В те дни наша рота усиленно ремонтировала дорогу, разбитую финскими снарядами. И вот однажды прибежал посыльный и затребовал меня к комиссару батальона. Я бросил носилки со щебнем и поспешил за посыльным, пытаясь припомнить, в чем же я провинился. У комиссара Никитюка в землянке сидел невысокий черноволосый батальонный комиссар во флотской форме. Это был редактор «Боевой вахты» Аркадий Ефимович Эдельштейн, и приехал он к нам в батальон, как оказалось, чтобы переговорить со мной. Слегка обалдевший от неожиданности, я отвечал на вопросы — кто, откуда, какое образование, печатался ли в газетах? Затем редактор сказал, что мои материалы будут на днях напечатаны, и предложил тему для фельетона: ухудшающееся психическое состояние Гитлера, о чем промелькнуло недавно короткое газетное сообщение.
Эделыптейн попросил нашего комиссара предоставлять мне, по мере возможности, свободное время для «писанины» и уехал, а я вернулся к своим носилкам.
Я не пожалел сатирических красок для заказанного фельетона: «бесноватый» бесновался у меня вовсю. 22 августа этот фельетон под названием «В клетке со зверем» был напечатан в «Боевой вахте». За день до этого прошел мой рассказ «Побег» — весьма наивное сочинение о бегстве финского солдата, осознавшего несправедливость затеянной Гитлером вкупе с Маннергеймом войны. Избавление от иллюзий шло медленно. Мы еще верили, что немецкие рабочие из классовой солидарности с нами портили снаряды и бомбы, — даром, что эти снаряды и бомбы свистели над нашими головами и исправно взрывались…

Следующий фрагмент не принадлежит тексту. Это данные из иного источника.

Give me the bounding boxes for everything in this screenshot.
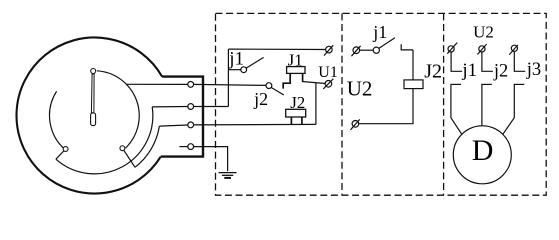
- limit contact left: [63, 147, 68, 152]
- dashed divider left/middle: [341, 13, 343, 195]
- wire pointer-contact to T1: [127, 83, 188, 85]
- wire stub T4: [179, 146, 187, 148]
- wire down to coil: [412, 50, 414, 80]
- wire R3 down + contact j3 upper tick: [514, 51, 525, 71]
- svg-text:D: D: [472, 134, 494, 167]
- relay coil J2: [404, 80, 423, 89]
- middle: terminal A (slashed): [351, 46, 360, 56]
- svg-text:U1: U1: [318, 64, 338, 81]
- wire top bus to terminal: [228, 48, 325, 50]
- contact j1 lower tick: [451, 83, 462, 85]
- terminal U1 (slashed): [323, 79, 333, 89]
- contact j2 lower tick: [481, 83, 492, 85]
- svg-text:J2: J2: [290, 93, 305, 112]
- terminal B (slashed): [351, 119, 360, 129]
- svg-text:j2: j2: [493, 62, 508, 82]
- contact j1 arm: [246, 57, 263, 68]
- needle pivot: [91, 113, 96, 126]
- contact j2 fixed circle: [266, 83, 272, 89]
- wire to switch: [360, 49, 374, 51]
- svg-text:J2: J2: [424, 61, 442, 83]
- motor D: [453, 126, 511, 184]
- wire line 2 to motor: [481, 84, 483, 125]
- contact j1 stub: [228, 69, 240, 71]
- wire coil to bottom: [359, 89, 413, 124]
- right: terminal R1 (slashed): [447, 43, 457, 54]
- svg-text:j1: j1: [228, 49, 244, 70]
- contact j3 lower tick: [514, 83, 525, 85]
- terminal T4: [188, 144, 194, 150]
- wire line 1 to motor: [451, 84, 462, 134]
- terminal T3: [188, 122, 194, 128]
- needle: [91, 74, 94, 113]
- wire T3 into box to J2 legs: [194, 123, 316, 126]
- wire line 3 to motor: [503, 84, 514, 134]
- dashed enclosure border: [216, 13, 547, 195]
- switch j1 arm: [379, 38, 395, 49]
- contact j1 fixed circle: [241, 67, 247, 73]
- svg-text:j1: j1: [372, 22, 387, 42]
- ground: [219, 173, 237, 178]
- wire R2 down + contact j2 upper tick: [482, 52, 493, 71]
- svg-text:J1: J1: [288, 50, 303, 69]
- svg-text:U2: U2: [347, 77, 373, 101]
- switch j1 fixed circle: [373, 47, 379, 53]
- wire S1 to T2: [152, 106, 188, 108]
- gauge outer case circle: [16, 38, 162, 194]
- svg-text:j2: j2: [253, 89, 268, 109]
- svg-text:j3: j3: [526, 60, 541, 80]
- slip arc S2 (outer, to terminal T3): [135, 126, 159, 167]
- contact lead right: [124, 150, 135, 167]
- wire T2 into box: [194, 106, 229, 108]
- gauge dial arc left: [50, 91, 68, 151]
- wire T1 into box to j2 contact: [194, 84, 266, 85]
- relay contact J1: [283, 67, 305, 89]
- needle tip contact circle: [91, 69, 96, 74]
- switch j1 post: [401, 44, 413, 50]
- svg-text:U2: U2: [473, 22, 494, 41]
- contact j2 arm: [271, 87, 284, 95]
- contact lead left: [56, 151, 64, 159]
- dashed divider middle/right: [443, 13, 445, 195]
- slip arc S1 (lower, to terminal T2): [56, 107, 153, 174]
- node terminal top (slashed): [324, 45, 333, 55]
- limit contact right: [120, 146, 125, 151]
- gauge dial arc right: [97, 71, 139, 148]
- wire R1 down + contact j1 upper tick: [451, 52, 462, 71]
- wire J1 to U1 terminal: [302, 82, 325, 84]
- wire U1 branch down: [315, 83, 317, 125]
- terminal T1: [188, 82, 194, 88]
- wire S2 to T3: [159, 125, 187, 126]
- right: terminal R3 (slashed): [509, 45, 518, 55]
- terminal T2: [188, 104, 194, 110]
- gauge terminal block: [161, 77, 203, 157]
- wire T4 to ground: [194, 147, 228, 172]
- svg-text:j1: j1: [461, 60, 477, 81]
- wire vertical bus: [227, 49, 229, 106]
- right: terminal R2 (slashed): [477, 44, 486, 54]
- relay contact J2: [286, 109, 306, 124]
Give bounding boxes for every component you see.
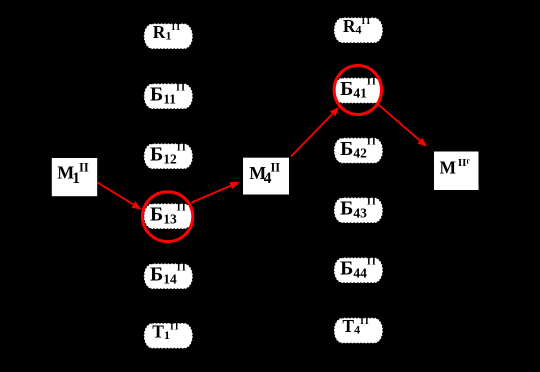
box B41 bbox=[334, 77, 383, 104]
box M1 bbox=[52, 158, 97, 196]
box B12 bbox=[144, 142, 193, 169]
arrow B13 circle to M4 bbox=[192, 182, 240, 203]
box B43 bbox=[334, 196, 383, 223]
box B13 bbox=[144, 202, 193, 229]
box T1 bbox=[144, 321, 193, 348]
box Mout bbox=[434, 152, 479, 191]
box R1 bbox=[144, 22, 193, 49]
box B14 bbox=[144, 262, 193, 289]
circle around B13 bbox=[142, 192, 192, 242]
box B44 bbox=[334, 256, 383, 283]
box B11 bbox=[144, 82, 193, 109]
box R4 bbox=[334, 16, 383, 43]
box M4 bbox=[243, 158, 289, 195]
arrow M1 to B13 circle bbox=[98, 183, 142, 210]
box B42 bbox=[334, 137, 383, 164]
arrow M4 to B41 circle bbox=[291, 107, 339, 157]
box T4 bbox=[334, 316, 383, 343]
arrow B41 circle to Mout bbox=[378, 104, 428, 147]
circle around B41 bbox=[334, 66, 381, 115]
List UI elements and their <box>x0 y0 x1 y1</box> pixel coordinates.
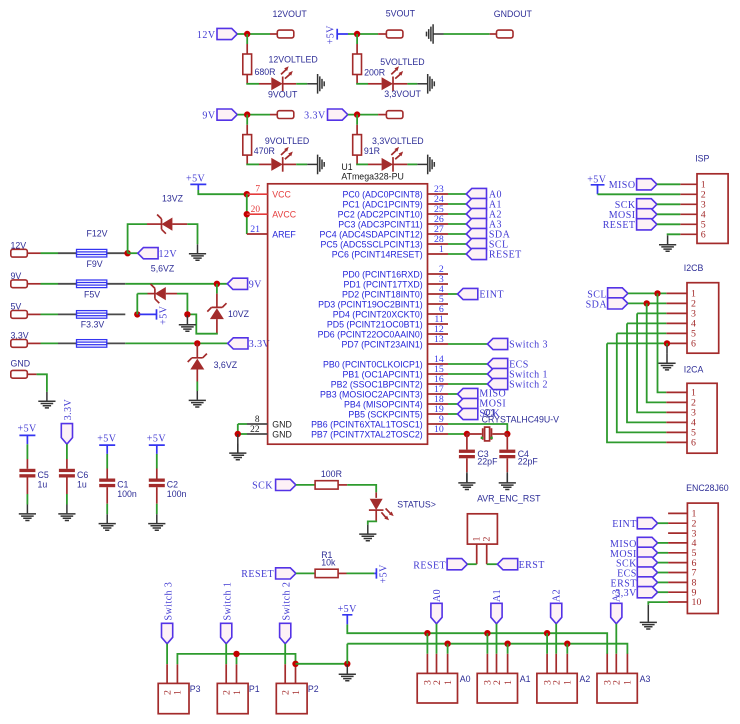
svg-text:GNDOUT: GNDOUT <box>494 9 533 19</box>
svg-text:9VOLTLED: 9VOLTLED <box>265 136 309 146</box>
A0 pin 3 <box>426 654 428 674</box>
wire GND pins junction <box>237 424 239 434</box>
svg-text:100n: 100n <box>167 489 187 499</box>
svg-text:1: 1 <box>623 680 634 685</box>
svg-text:470R: 470R <box>254 146 275 156</box>
svg-text:1: 1 <box>439 244 444 255</box>
svg-text:C1: C1 <box>117 479 128 489</box>
wire 3.3V to C6 <box>66 444 68 459</box>
flag SDA <box>608 298 628 309</box>
svg-text:PD6 (PCINT22OC0AAIN0): PD6 (PCINT22OC0AAIN0) <box>318 329 423 339</box>
svg-text:RESET: RESET <box>603 220 636 231</box>
flag MISO <box>458 388 478 399</box>
junction (3.3V net) <box>194 340 200 346</box>
pin PC6 1 <box>428 253 449 255</box>
wire A1 flag to pin2 <box>496 624 498 654</box>
svg-text:I2CA: I2CA <box>684 364 704 374</box>
svg-text:MISO: MISO <box>609 180 636 191</box>
junction (ground node) <box>184 311 190 317</box>
svg-text:PD5 (PCINT21OC0BT1): PD5 (PCINT21OC0BT1) <box>327 319 423 329</box>
svg-text:6: 6 <box>701 230 706 241</box>
svg-text:P3: P3 <box>190 684 201 694</box>
A1 pin 2 <box>496 654 498 674</box>
svg-text:22: 22 <box>250 425 260 435</box>
pin AREF 21 <box>247 233 268 235</box>
svg-text:A2: A2 <box>580 674 591 684</box>
junction +5V bus at A0 pin3 <box>424 630 430 636</box>
flag SCL <box>466 238 486 249</box>
ENC28J60 pin 8 <box>668 581 687 583</box>
svg-text:U1: U1 <box>341 162 352 172</box>
svg-text:F3.3V: F3.3V <box>81 319 105 329</box>
P1 pin 2 <box>225 664 227 683</box>
wire I2CB pin5 <box>617 332 667 334</box>
wire P2 pin1 to ground node <box>296 663 348 665</box>
I2CB pin 3 <box>666 312 687 314</box>
junction I2CB pin6 <box>664 340 670 346</box>
flag A0 <box>466 188 486 199</box>
ENC28J60 pin 4 <box>668 542 687 544</box>
wire zener to ground <box>196 370 198 382</box>
wire A2 net <box>448 213 466 215</box>
wire ECS to ENC28J60 <box>658 572 669 574</box>
svg-text:PB0 (PCINT0CLKOICP1): PB0 (PCINT0CLKOICP1) <box>323 359 423 369</box>
ground <box>99 514 116 530</box>
wire A2 pin3 riser <box>546 633 548 654</box>
svg-text:7: 7 <box>255 185 260 195</box>
flag MOSI <box>637 209 657 220</box>
svg-text:Switch 1: Switch 1 <box>222 582 233 621</box>
svg-text:10k: 10k <box>321 558 336 568</box>
pad 5V <box>11 311 28 319</box>
wire A0 pin1 riser <box>447 644 449 654</box>
pad 9VOUT <box>277 111 294 119</box>
fuse F9V <box>58 280 125 288</box>
I2CA pin 6 <box>666 441 687 443</box>
wire 9V to zener 10VZ <box>216 284 218 294</box>
flag Switch 3 (down) <box>162 623 173 644</box>
wire junction to ground <box>237 434 239 453</box>
I2CA pin 1 <box>666 391 687 393</box>
ground <box>189 244 206 260</box>
connector I2CA body <box>687 383 717 453</box>
pad 5VOUT <box>386 30 403 38</box>
pin PB6 9 <box>428 423 449 425</box>
svg-text:AVCC: AVCC <box>272 210 296 220</box>
wire A1 pin3 riser <box>486 633 488 654</box>
svg-text:RESET: RESET <box>413 560 446 571</box>
pin PB1 15 <box>428 373 449 375</box>
ground <box>307 155 324 175</box>
wire +5V to VCC <box>198 190 246 194</box>
svg-text:Switch 2: Switch 2 <box>281 582 292 621</box>
flag A3 (down) <box>611 603 622 624</box>
svg-text:A1: A1 <box>492 589 503 602</box>
ground <box>58 505 75 521</box>
I2CA pin 2 <box>666 401 687 403</box>
svg-text:F12V: F12V <box>87 229 108 239</box>
pad GNDOUT <box>497 30 514 38</box>
junction ground bus at A2 pin1 <box>564 641 570 647</box>
A2 pin 3 <box>546 654 548 674</box>
flag ECS <box>487 358 507 369</box>
svg-text:10VZ: 10VZ <box>228 309 250 319</box>
svg-text:+5V: +5V <box>159 305 170 325</box>
connector P1 body <box>217 683 248 713</box>
svg-text:RESET: RESET <box>241 569 274 580</box>
svg-text:PD0 (PCINT16RXD): PD0 (PCINT16RXD) <box>343 269 423 279</box>
wire GND pad to ground <box>27 373 36 375</box>
svg-text:12VOLTLED: 12VOLTLED <box>269 54 318 64</box>
ENC28J60 pin 3 <box>668 532 687 534</box>
wire C5 to ground <box>26 478 28 495</box>
zener 5,6VZ <box>151 284 166 303</box>
pin PD3 5 <box>428 303 449 305</box>
flag 9V <box>217 109 237 120</box>
svg-text:22pF: 22pF <box>518 456 539 466</box>
svg-text:PB2 (SSOC1BPCINT2): PB2 (SSOC1BPCINT2) <box>331 379 423 389</box>
wire PB7 to crystal left <box>448 433 467 435</box>
wire SCK to ISP <box>657 203 680 205</box>
wire LED to ground <box>283 163 297 165</box>
pin GND 22 <box>247 433 268 435</box>
wire C4 to ground <box>506 458 508 472</box>
svg-text:A1: A1 <box>520 674 531 684</box>
A3 pin 3 <box>606 654 608 674</box>
pad 3,3VOUT <box>386 111 403 119</box>
connector A0 body <box>417 673 457 703</box>
svg-text:PB3 (MOSIOC2APCINT3): PB3 (MOSIOC2APCINT3) <box>320 389 423 399</box>
svg-text:12VOUT: 12VOUT <box>273 9 308 19</box>
ground <box>659 235 676 251</box>
zener 13VZ <box>157 215 172 234</box>
ISP pin 5 <box>680 223 697 225</box>
svg-text:PD4 (PCINT20XCKT0): PD4 (PCINT20XCKT0) <box>333 309 423 319</box>
resistor R1 10k <box>315 569 338 577</box>
svg-text:ENC28J60: ENC28J60 <box>686 483 729 493</box>
svg-text:P1: P1 <box>249 684 260 694</box>
I2CA pin 5 <box>666 431 687 433</box>
svg-text:+5V: +5V <box>338 604 358 615</box>
svg-text:3.3V: 3.3V <box>304 110 326 121</box>
svg-text:9V: 9V <box>202 110 215 121</box>
ISP pin 3 <box>680 203 697 205</box>
wire 3,3V to ENC28J60 <box>658 591 669 593</box>
wire bus I2CB pin4 to I2CA pin4 <box>627 323 666 422</box>
junction +5V bus at A2 pin3 <box>544 630 550 636</box>
wire A3 flag to pin2 <box>615 624 617 654</box>
svg-text:I2CB: I2CB <box>684 263 704 273</box>
ground <box>417 74 434 94</box>
svg-text:1: 1 <box>563 680 574 685</box>
svg-text:PB6 (PCINT6XTAL1TOSC1): PB6 (PCINT6XTAL1TOSC1) <box>311 419 423 429</box>
flag ERST <box>497 559 517 570</box>
wire C2 to ground <box>156 487 158 504</box>
flag MISO <box>637 537 657 548</box>
svg-text:100n: 100n <box>117 489 137 499</box>
svg-text:1: 1 <box>443 680 454 685</box>
connector ENC28J60 body <box>687 503 718 613</box>
P1 pin 1 <box>236 664 238 683</box>
I2CA pin 3 <box>666 411 687 413</box>
ENC28J60 pin 5 <box>668 552 687 554</box>
wire A0 net <box>448 193 466 195</box>
flag A2 <box>466 208 486 219</box>
wire ENC28J60 pin10 to ground <box>648 602 668 605</box>
ENC28J60 pin 6 <box>668 562 687 564</box>
connector ISP body <box>697 174 728 244</box>
wire Switch 1 net <box>448 373 487 375</box>
flag SCK <box>637 199 657 210</box>
svg-text:1u: 1u <box>77 479 87 489</box>
svg-text:1: 1 <box>173 690 184 695</box>
svg-text:PD1 (PCINT17TXD): PD1 (PCINT17TXD) <box>344 279 423 289</box>
svg-text:A3: A3 <box>612 589 623 602</box>
flag 3.3V <box>328 109 348 120</box>
wire A1 net <box>448 203 466 205</box>
pin PD5 11 <box>428 323 449 325</box>
pin 2 <box>486 544 488 564</box>
svg-text:12V: 12V <box>197 30 216 41</box>
flag A1 (down) <box>491 603 502 624</box>
LED 5VOLTLED <box>382 66 404 91</box>
wire A2 pin1 riser <box>566 644 568 654</box>
flag 12V <box>138 248 158 259</box>
svg-text:PD2 (PCINT18INT0): PD2 (PCINT18INT0) <box>342 289 423 299</box>
flag EINT <box>637 518 657 529</box>
fuse F12V <box>58 249 125 257</box>
svg-text:VCC: VCC <box>272 190 291 200</box>
pin PD6 12 <box>428 333 449 335</box>
svg-text:3.3V: 3.3V <box>63 398 74 420</box>
P3 pin 2 <box>166 664 168 683</box>
svg-text:+5V: +5V <box>186 173 206 184</box>
ENC28J60 pin 2 <box>668 522 687 524</box>
flag 3.3V (down) <box>61 424 72 445</box>
ground <box>189 391 206 407</box>
flag Switch 1 <box>487 368 507 379</box>
pad GND <box>11 370 28 378</box>
svg-text:1: 1 <box>232 690 243 695</box>
crystal pin marks <box>481 437 483 439</box>
wire to resistor 91R <box>356 115 358 125</box>
wire SCK net <box>448 413 458 415</box>
wire P1 pin1 riser <box>236 654 238 664</box>
capacitor C3 <box>466 434 468 450</box>
wire zener to ground node <box>216 319 218 334</box>
svg-text:12V: 12V <box>159 249 178 260</box>
ground <box>19 505 36 521</box>
wire ground bus to A-connectors <box>347 644 627 654</box>
P2 pin 2 <box>284 664 286 683</box>
svg-text:91R: 91R <box>364 146 380 156</box>
wire C1 to ground <box>106 487 108 504</box>
resistor 200R <box>353 54 362 75</box>
flag Switch 3 <box>487 338 507 349</box>
svg-text:Switch 2: Switch 2 <box>509 379 548 390</box>
junction +5V bus at A1 pin3 <box>484 630 490 636</box>
ISP pin 6 <box>680 233 697 235</box>
junction <box>244 31 250 37</box>
wire 3.3V to zener 3,6VZ <box>196 343 198 357</box>
wire +5V to C2 <box>156 454 158 469</box>
junction ground bus at A0 pin1 <box>444 641 450 647</box>
LED 12VOLTLED <box>271 66 293 91</box>
resistor 680R <box>243 54 252 75</box>
wire Switch 2 to P2 pin2 <box>284 644 286 664</box>
junction I2CB pin2 <box>644 300 650 306</box>
ISP pin 1 <box>680 183 697 185</box>
wire LED to ground <box>375 510 377 521</box>
pin PD4 6 <box>428 313 449 315</box>
wire ERST to ENC28J60 <box>658 581 669 583</box>
pin PC2 25 <box>428 213 449 215</box>
flag Switch 1 (down) <box>221 623 232 644</box>
svg-text:EINT: EINT <box>612 519 637 530</box>
zener 10VZ <box>207 303 226 319</box>
wire resistor to LED <box>356 155 358 164</box>
connector P3 body <box>158 683 189 713</box>
I2CB pin 6 <box>666 342 687 344</box>
svg-text:680R: 680R <box>255 67 276 77</box>
flag SCK <box>276 479 296 490</box>
ground <box>658 354 675 370</box>
wire resistor to +5V <box>338 572 346 574</box>
wire switch-ground bus <box>177 654 295 664</box>
ENC28J60 pin 10 <box>668 601 687 603</box>
A2 pin 1 <box>566 654 568 674</box>
svg-text:GND: GND <box>272 429 292 439</box>
junction VCC <box>244 191 250 197</box>
pin PD2 4 <box>428 293 449 295</box>
svg-text:10: 10 <box>692 597 702 608</box>
flag MISO <box>637 179 657 190</box>
svg-text:+5V: +5V <box>587 174 607 185</box>
pin AVCC 20 <box>247 213 268 215</box>
resistor 470R <box>243 135 252 156</box>
resistor 91R <box>353 135 362 156</box>
wire +5V to C1 <box>106 454 108 469</box>
flag RESET <box>466 248 486 259</box>
junction I2CB pin1 <box>654 290 660 296</box>
svg-text:5VOLTLED: 5VOLTLED <box>380 57 424 67</box>
wire PB6 to crystal right <box>448 424 507 434</box>
svg-text:GND: GND <box>11 359 31 369</box>
flag RESET <box>276 568 296 579</box>
A2 pin 2 <box>555 654 557 674</box>
flag A1 <box>466 198 486 209</box>
I2CB pin 4 <box>666 322 687 324</box>
wire bus I2CB pin6 to I2CA pin6 <box>607 343 666 442</box>
wire to resistor R-680R <box>246 34 248 44</box>
A1 pin 1 <box>507 654 509 674</box>
svg-text:2: 2 <box>432 680 443 685</box>
svg-text:+5V: +5V <box>18 424 38 435</box>
wire bus I2CB pin2 to I2CA pin2 <box>647 303 667 402</box>
wire to resistor 470R <box>246 115 248 125</box>
wire A1 pin1 riser <box>507 644 509 654</box>
wire +5V to A-connector supply bus <box>347 624 607 654</box>
I2CB pin 1 <box>666 292 687 294</box>
flag 3.3V <box>228 338 248 349</box>
svg-text:PC5 (ADC5SCLPCINT13): PC5 (ADC5SCLPCINT13) <box>321 239 423 249</box>
P3 pin 1 <box>176 664 178 683</box>
svg-text:2: 2 <box>482 537 493 542</box>
wire A0 pin3 riser <box>426 633 428 654</box>
svg-text:P2: P2 <box>308 684 319 694</box>
ground (GNDOUT, facing left) <box>427 24 444 44</box>
wire 3,3V pad to fuse <box>27 342 40 344</box>
flag EINT <box>458 288 478 299</box>
pad 9V <box>11 280 28 288</box>
LED 3,3VOLTLED <box>382 147 404 172</box>
wire RESET to pin1 <box>467 563 476 565</box>
wire resistor to LED <box>246 155 248 164</box>
IC U1 body <box>268 184 428 444</box>
svg-text:EINT: EINT <box>479 289 504 300</box>
wire +5V to pad 5VOUT <box>348 33 378 35</box>
svg-text:AREF: AREF <box>272 230 296 240</box>
connector AVR_ENC_RST body <box>467 514 497 544</box>
pin PD7 13 <box>428 343 449 345</box>
resistor 100R <box>315 481 338 489</box>
ISP pin 2 <box>680 193 697 195</box>
pin PC3 26 <box>428 223 449 225</box>
svg-text:13: 13 <box>434 334 444 345</box>
flag ERST <box>637 577 657 588</box>
junction P2 pin1 <box>292 661 298 667</box>
wire EINT to ENC28J60 <box>658 522 669 524</box>
svg-text:C2: C2 <box>167 479 178 489</box>
pin PC4 27 <box>428 233 449 235</box>
pin PB7 10 <box>428 433 449 435</box>
wire SCL to I2CB pin1 <box>628 292 666 294</box>
junction (9V net) <box>214 281 220 287</box>
pin VCC 7 <box>247 193 268 195</box>
capacitor C4 <box>506 434 508 450</box>
P2 pin 1 <box>295 664 297 683</box>
wire I2CB pin6 to ground <box>666 343 668 345</box>
svg-text:PD3 (PCINT19OC2BINT1): PD3 (PCINT19OC2BINT1) <box>318 299 423 309</box>
svg-text:ERST: ERST <box>519 560 545 571</box>
pin PB2 16 <box>428 383 449 385</box>
wire LED to ground <box>283 83 297 85</box>
svg-text:3,3VOUT: 3,3VOUT <box>384 89 421 99</box>
svg-text:20: 20 <box>251 205 261 215</box>
svg-text:PB5 (SCKPCINT5): PB5 (SCKPCINT5) <box>348 409 422 419</box>
A1 pin 3 <box>486 654 488 674</box>
ground <box>499 474 516 490</box>
svg-text:A0: A0 <box>432 589 443 602</box>
pad 12V <box>11 249 28 257</box>
wire A0 flag to pin2 <box>436 624 438 654</box>
svg-text:Switch 3: Switch 3 <box>163 582 174 621</box>
wire Switch 3 to P3 pin2 <box>166 644 168 664</box>
wire LED to ground <box>393 163 407 165</box>
svg-text:A3: A3 <box>640 674 651 684</box>
wire RESET to ISP <box>657 223 680 225</box>
svg-text:AVR_ENC_RST: AVR_ENC_RST <box>477 493 541 503</box>
pin PC0 23 <box>428 193 449 195</box>
pin PD1 3 <box>428 283 449 285</box>
wire ECS net <box>448 363 487 365</box>
svg-text:6: 6 <box>691 438 696 449</box>
wire 9V to pad <box>237 114 270 116</box>
wire junction to 12V flag <box>128 252 138 254</box>
wire ground to pad <box>444 33 490 35</box>
LED STATUS <box>369 499 394 521</box>
flag 12V <box>217 28 237 39</box>
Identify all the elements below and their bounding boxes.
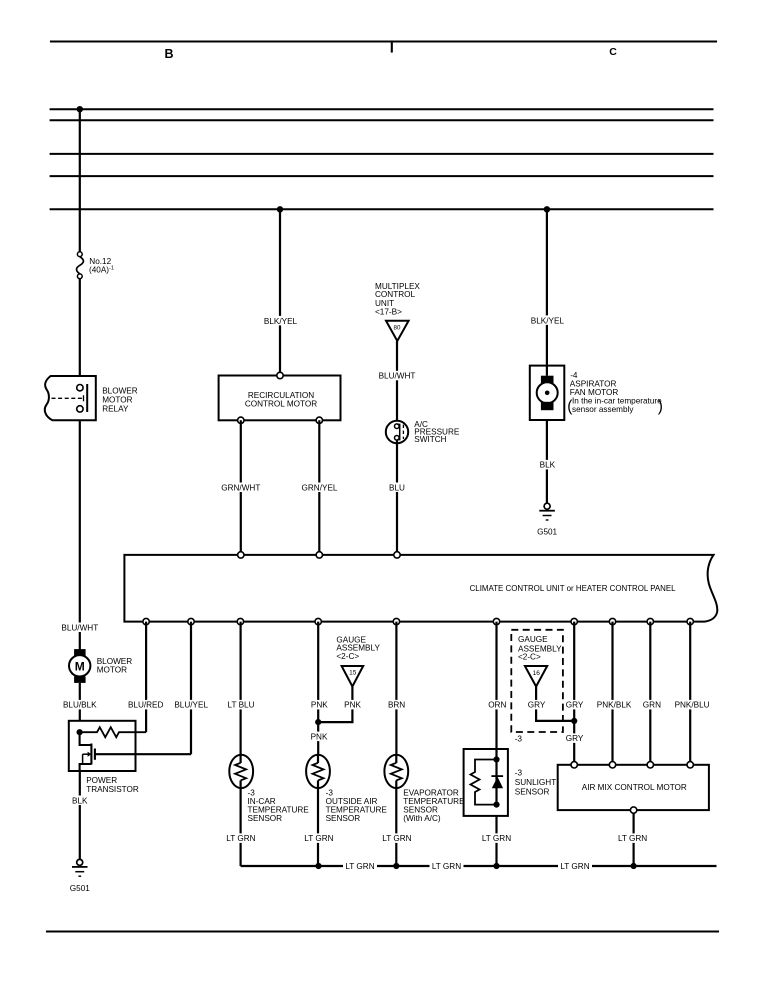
svg-text:RELAY: RELAY xyxy=(102,404,129,413)
resistor in transistor xyxy=(80,727,147,737)
aspirator fan motor xyxy=(530,366,565,420)
svg-text:GRY: GRY xyxy=(528,701,546,710)
svg-text:sensor assembly: sensor assembly xyxy=(572,405,634,414)
svg-text:ORN: ORN xyxy=(488,701,506,710)
svg-text:(With A/C): (With A/C) xyxy=(403,814,441,823)
sunlight sensor xyxy=(464,749,508,816)
svg-text:SENSOR: SENSOR xyxy=(515,787,550,796)
svg-text:<2-C>: <2-C> xyxy=(336,652,359,661)
svg-text:-3: -3 xyxy=(515,735,523,744)
svg-text:BLU/BLK: BLU/BLK xyxy=(63,701,97,710)
svg-text:C: C xyxy=(609,46,617,58)
wire bus line 1 xyxy=(50,108,714,110)
wire relay to blower motor BLU/WHT xyxy=(79,420,81,649)
wire BLK/YEL to aspirator xyxy=(546,209,548,375)
svg-text:BLK/YEL: BLK/YEL xyxy=(531,316,565,325)
wire PNK xyxy=(317,622,319,756)
junction dot bus evaporator xyxy=(393,863,399,869)
svg-text:G501: G501 xyxy=(70,884,90,893)
svg-text:BLU/WHT: BLU/WHT xyxy=(379,372,416,381)
svg-text:PNK: PNK xyxy=(344,701,361,710)
wire PNK/BLK xyxy=(611,622,613,765)
svg-text:LT GRN: LT GRN xyxy=(432,862,461,871)
wire LT GRN air mix xyxy=(632,813,634,866)
wire fuse to relay xyxy=(79,279,81,376)
junction dot GRY xyxy=(571,718,577,724)
wire bus line 5 xyxy=(50,208,714,210)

А спустя несколько дней были напечатаны подряд еще два моих фельетона и карикатура.
Так я стал внештатным сотрудником «Боевой вахты».
Не каждый день, но все же довольно часто лейтенант Салимон отпускал меня часа на два с работ. Я спешил в клубную землянку и принимался за сочинительство. Мишка Беляев вначале посмеивался над новым моим увлечением. Однажды я предложил ему сделать рисунок для очередного фельетона. Мишка рисовал долго и усердно, сам же перенес карикатуру на квадратик линолеума и вырезал клише. (Мы уже знали, что в «Боевой вахте» нет цинкографии и для клише там используют линолеум.) В общем, он тоже приохотился к работе для газеты. Несколько его карикатур были напечатаны.
Товарищи по взводу читали мои фельетоны придирчиво.
— Складно составил, — говорил Агапкин, отрывая от фельетона длинную полоску для самокрутки. — Только чего это ты все про Гитлера да про Гитлера? Написал бы ты лучше, друг ситный, что хватит нам тут сидеть. Вон — Таллин немцу отдали. Взяли бы да пошли всем скопом обратно отбивать…
— А ты сам напиши.
— Не, я не умею.
Агапкину недавно крепко досталось от комиссара Никитюка. Мы работали на дороге, засыпали щебнем и землей воронки от снарядов, и тут пришел комиссар — как, мол, настроение, товарищи бойцы? Агапкин — с вопросом к нему: в газете написано, что наши войска вошли в Иран, — это как же понять, свою землю отдаем, а чужую забираем? Комиссар осерчал на такие неразумные слова, стал снимать с Агапкина стружку, да так, что тот потупил шалые глаза.